Dans le paysage de l’estampe japonaise de la fin du XIXe siècle, Kobayashi Kiyochika (1847–1915) occupe une place à part. Héritier de la tradition de l’ukiyo-e et témoin privilégié de l’entrée du Japon dans la modernité, il fut à la fois chroniqueur du changement et gardien du raffinement classique. Son œuvre incarne un moment de bascule où le Japon oscille entre passé et avenir.
Né à Edo (l’actuelle Tokyo) en 1847, dans une famille de samouraïs modestes attachés au shogunat Tokugawa, Kiyochika voit son destin bouleversé par la chute du régime en 1868. Sans fonction officielle, il se tourne vers l’art, qu’il explore de manière autodidacte. Influencé par des figures aussi diverses que Charles Wirgman (peinture occidentale), Shimooka Renjō (photographie), Kawanabe Kyōsai ou Shibata Zeshin, il développe un style unique, nourri de techniques japonaises et d’approches occidentales.
Dans les années 1890, il consacre plusieurs séries aux guerres contemporaines, notamment la guerre sino-japonaise et la guerre russo-japonaise, souvent traitées avec une pointe de satire. Il réalise aussi des caricatures politiques, témoignant d’un regard lucide sur son époque.
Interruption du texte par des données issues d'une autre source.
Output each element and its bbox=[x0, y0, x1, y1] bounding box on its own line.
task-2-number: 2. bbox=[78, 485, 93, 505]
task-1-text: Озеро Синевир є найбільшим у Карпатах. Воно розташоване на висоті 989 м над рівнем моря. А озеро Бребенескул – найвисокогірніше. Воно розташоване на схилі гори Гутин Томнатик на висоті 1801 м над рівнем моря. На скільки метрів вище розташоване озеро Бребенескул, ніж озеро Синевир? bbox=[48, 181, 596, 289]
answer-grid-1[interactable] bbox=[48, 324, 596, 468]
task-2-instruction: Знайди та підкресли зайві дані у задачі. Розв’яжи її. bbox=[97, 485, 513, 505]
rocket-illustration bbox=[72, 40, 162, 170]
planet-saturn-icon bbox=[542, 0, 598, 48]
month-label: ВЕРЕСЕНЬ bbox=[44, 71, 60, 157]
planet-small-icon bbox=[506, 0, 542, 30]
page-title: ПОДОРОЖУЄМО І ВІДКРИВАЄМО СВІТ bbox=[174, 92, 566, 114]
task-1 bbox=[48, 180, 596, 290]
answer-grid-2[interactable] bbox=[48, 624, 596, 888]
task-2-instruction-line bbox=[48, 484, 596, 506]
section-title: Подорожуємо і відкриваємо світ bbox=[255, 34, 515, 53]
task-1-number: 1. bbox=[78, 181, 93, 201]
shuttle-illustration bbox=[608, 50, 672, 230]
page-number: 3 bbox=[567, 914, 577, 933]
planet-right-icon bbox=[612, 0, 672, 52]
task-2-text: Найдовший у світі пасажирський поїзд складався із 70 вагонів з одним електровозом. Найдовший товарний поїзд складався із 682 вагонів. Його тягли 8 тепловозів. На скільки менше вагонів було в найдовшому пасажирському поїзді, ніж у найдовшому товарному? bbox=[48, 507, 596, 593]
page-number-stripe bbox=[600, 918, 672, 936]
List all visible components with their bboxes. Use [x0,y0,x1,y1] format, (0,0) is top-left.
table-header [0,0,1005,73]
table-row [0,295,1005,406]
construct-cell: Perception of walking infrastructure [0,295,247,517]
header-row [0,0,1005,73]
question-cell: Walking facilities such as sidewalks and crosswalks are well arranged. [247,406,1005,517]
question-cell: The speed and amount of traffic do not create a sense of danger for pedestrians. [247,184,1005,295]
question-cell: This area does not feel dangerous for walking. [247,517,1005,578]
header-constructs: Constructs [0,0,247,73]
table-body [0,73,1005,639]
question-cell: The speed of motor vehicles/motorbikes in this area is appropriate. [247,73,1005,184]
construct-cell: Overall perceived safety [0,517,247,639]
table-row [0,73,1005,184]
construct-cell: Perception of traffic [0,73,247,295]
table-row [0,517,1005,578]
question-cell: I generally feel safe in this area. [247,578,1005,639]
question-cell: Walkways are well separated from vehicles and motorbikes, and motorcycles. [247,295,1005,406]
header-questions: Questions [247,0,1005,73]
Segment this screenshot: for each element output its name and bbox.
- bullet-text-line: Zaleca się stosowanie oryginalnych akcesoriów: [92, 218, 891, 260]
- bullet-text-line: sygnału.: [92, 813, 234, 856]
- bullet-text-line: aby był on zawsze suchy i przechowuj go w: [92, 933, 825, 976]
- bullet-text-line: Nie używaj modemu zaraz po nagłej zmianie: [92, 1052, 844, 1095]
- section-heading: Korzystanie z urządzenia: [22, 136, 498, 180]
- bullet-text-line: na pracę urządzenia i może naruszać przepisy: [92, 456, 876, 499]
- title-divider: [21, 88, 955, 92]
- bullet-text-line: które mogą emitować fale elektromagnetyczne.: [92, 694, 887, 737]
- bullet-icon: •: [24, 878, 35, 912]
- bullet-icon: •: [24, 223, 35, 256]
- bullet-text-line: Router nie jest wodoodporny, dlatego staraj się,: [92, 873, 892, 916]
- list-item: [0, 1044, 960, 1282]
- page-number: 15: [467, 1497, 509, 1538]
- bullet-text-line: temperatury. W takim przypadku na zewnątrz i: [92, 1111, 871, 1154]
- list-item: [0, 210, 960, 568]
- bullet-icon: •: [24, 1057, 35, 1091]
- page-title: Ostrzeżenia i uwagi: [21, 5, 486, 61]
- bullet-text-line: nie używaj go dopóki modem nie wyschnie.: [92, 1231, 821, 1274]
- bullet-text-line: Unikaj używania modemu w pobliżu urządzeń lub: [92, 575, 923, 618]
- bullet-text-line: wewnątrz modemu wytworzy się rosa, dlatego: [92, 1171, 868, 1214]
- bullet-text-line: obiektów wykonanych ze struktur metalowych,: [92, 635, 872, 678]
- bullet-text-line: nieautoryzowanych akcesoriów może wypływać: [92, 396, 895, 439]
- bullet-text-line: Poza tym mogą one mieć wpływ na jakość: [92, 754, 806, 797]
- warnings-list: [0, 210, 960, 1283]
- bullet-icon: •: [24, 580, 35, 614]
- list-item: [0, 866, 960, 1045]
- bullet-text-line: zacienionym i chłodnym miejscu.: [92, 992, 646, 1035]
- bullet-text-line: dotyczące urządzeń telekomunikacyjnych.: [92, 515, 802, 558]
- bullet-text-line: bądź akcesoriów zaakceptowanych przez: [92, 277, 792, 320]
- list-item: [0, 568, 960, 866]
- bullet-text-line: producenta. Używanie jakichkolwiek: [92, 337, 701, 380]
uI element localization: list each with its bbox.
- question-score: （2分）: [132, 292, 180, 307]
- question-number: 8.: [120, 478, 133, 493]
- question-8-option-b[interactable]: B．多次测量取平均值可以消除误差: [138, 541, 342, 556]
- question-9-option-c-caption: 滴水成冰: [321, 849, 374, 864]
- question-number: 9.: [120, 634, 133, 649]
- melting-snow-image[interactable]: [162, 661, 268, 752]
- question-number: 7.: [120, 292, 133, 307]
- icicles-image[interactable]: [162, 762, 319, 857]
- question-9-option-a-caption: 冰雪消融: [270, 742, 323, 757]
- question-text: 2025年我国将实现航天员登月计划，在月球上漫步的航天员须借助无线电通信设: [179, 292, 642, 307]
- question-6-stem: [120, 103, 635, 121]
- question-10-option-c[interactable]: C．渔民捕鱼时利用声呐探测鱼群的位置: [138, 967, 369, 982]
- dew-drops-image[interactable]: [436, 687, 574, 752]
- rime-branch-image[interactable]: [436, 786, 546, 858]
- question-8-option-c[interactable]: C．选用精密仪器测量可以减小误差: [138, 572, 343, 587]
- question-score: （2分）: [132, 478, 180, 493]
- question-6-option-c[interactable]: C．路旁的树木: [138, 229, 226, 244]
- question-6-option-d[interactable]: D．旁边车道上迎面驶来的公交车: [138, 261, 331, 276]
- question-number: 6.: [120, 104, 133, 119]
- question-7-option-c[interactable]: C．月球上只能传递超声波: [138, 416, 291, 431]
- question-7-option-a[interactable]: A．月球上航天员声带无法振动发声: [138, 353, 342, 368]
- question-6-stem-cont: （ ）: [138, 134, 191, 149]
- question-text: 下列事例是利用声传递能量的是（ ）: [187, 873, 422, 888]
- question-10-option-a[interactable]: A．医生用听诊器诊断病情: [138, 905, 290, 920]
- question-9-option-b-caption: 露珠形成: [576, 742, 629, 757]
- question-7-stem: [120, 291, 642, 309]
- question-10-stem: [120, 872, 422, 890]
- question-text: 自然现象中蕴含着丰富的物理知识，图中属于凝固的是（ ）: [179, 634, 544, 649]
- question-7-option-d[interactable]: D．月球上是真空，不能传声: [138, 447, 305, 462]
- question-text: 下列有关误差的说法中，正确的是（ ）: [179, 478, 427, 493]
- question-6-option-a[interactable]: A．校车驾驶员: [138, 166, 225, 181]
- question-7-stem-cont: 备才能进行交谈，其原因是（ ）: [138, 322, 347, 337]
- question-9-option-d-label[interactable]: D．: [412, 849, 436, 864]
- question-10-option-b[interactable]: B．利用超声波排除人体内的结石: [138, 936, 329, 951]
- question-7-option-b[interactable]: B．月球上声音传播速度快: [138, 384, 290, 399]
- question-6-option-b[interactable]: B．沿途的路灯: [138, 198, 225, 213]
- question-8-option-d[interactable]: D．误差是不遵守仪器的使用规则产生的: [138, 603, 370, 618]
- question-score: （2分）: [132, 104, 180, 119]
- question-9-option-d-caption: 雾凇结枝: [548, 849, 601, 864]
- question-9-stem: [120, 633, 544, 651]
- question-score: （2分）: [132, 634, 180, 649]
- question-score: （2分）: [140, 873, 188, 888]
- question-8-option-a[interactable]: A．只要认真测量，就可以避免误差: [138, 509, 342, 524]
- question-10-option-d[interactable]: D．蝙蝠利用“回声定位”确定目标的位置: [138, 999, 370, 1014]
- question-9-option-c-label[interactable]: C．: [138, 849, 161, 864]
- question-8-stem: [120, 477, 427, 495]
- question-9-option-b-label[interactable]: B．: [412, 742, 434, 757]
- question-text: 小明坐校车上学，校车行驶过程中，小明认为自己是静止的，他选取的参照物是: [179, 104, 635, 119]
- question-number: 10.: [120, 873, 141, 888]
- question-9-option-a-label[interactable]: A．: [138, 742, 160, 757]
Une esthétique entre tradition et innovation
Autodidacte, Kiyochika forge un style personnel qu’il nomme kōsen-ga, littéralement « images de lumière ». Dans ses vues urbaines de Tokyo, il donne à voir l’émergence de la modernité : lampadaires à gaz, ombres portées, silhouettes dans le brouillard… Un langage visuel nouveau, influencé par la photographie et les jeux de lumière occidentaux. Mais son œuvre ne se limite pas à la ville et au progrès. Elle recèle aussi des moments suspendus, empreints de nostalgie et de poésie. C’est dans ce registre que s’inscrit sa magnifique série des "Beautés en costumes anciens", où Kiyochika déploie une vision intime et raffinée de la femme japonaise à travers les âges.
La femme comme mémoire du raffinement
Dans cette série peu connue, l’artiste délaisse les scènes de guerre ou les paysages nocturnes pour représenter des figures féminines en costumes d’époque, inspirées de l’histoire, du théâtre ou de la littérature classique. Ces compositions triptyques sont marquées par une grande délicatesse : les lignes sont souples, les teintes nuancées, les gestes mesurés. Les visages sont calmes, presque impassibles. Les étoffes, somptueuses, retiennent l’attention par leurs motifs subtils et la richesse de leur texture. Kiyochika y déploie un regard respectueux, presque silencieux, sur le féminin, loin des représentations purement décoratives. Il capte l’évanescence d’un geste, la douceur d’un regard, la noblesse d’une silhouette.
Un trait d’union entre deux mondes
Kiyochika occupe une place charnière dans l’histoire de l’estampe japonaise. En introduisant les effets de lumière et les perspectives nouvelles tout en restant fidèle à l’esprit de l’ukiyo-e, il prépare la voie à la renaissance du genre au XXe siècle, notamment au travers du mouvement shin hanga. S’il n’a formé que peu d’élèves dont le célèbre Koitsu Tsuchiya, son influence s’est révélée profonde. Il a su combler le fossé entre l’estampe classique de la fin de l’époque Edo et les explorations modernes du début du XXe siècle.
Kiyochika aujourd’hui
Très célèbre dans les années 1930 ou ses estampe se vendaient au même prix que celles des maîtres plus célèbres comme Hiroshige ou Hokusai, il fut un temps oublié. En 1978 Richard Lane le décrit comme «…le dernier maître important de l'ukiyo-e et le premier artiste graveur remarquable du Japon moderne» dans son livre "Images from the Floating World". Kiyochika connaît aujourd’hui un renouveau d’intérêt.
On redécouvre ses paysages nocturnes baignant dans les brumes, ses scènes de guerre satiriques et ses portraits sensibles, notamment ceux de la série Kodai Shōzoku Kurabe.. À travers ces figures féminines élégamment vêtues, c’est tout un Japon disparu qui ressurgit, subtil, poétique et silencieux. Ces images nous parlent d’un monde qui s’éteint, mais dont la beauté persiste, gravée dans la lumière et la ligne.
Les œuvres de Kiyochika sont considérées comme des biens culturels importants et sont conservées dans de nombreux musées et collections du monde entier. Son héritage en tant qu'artiste pionnier qui a mêlé les techniques traditionnelles japonaises aux styles artistiques occidentaux continue d'être célébré, et ses estampes sont très recherchées par les collectionneurs et les amateurs d'art.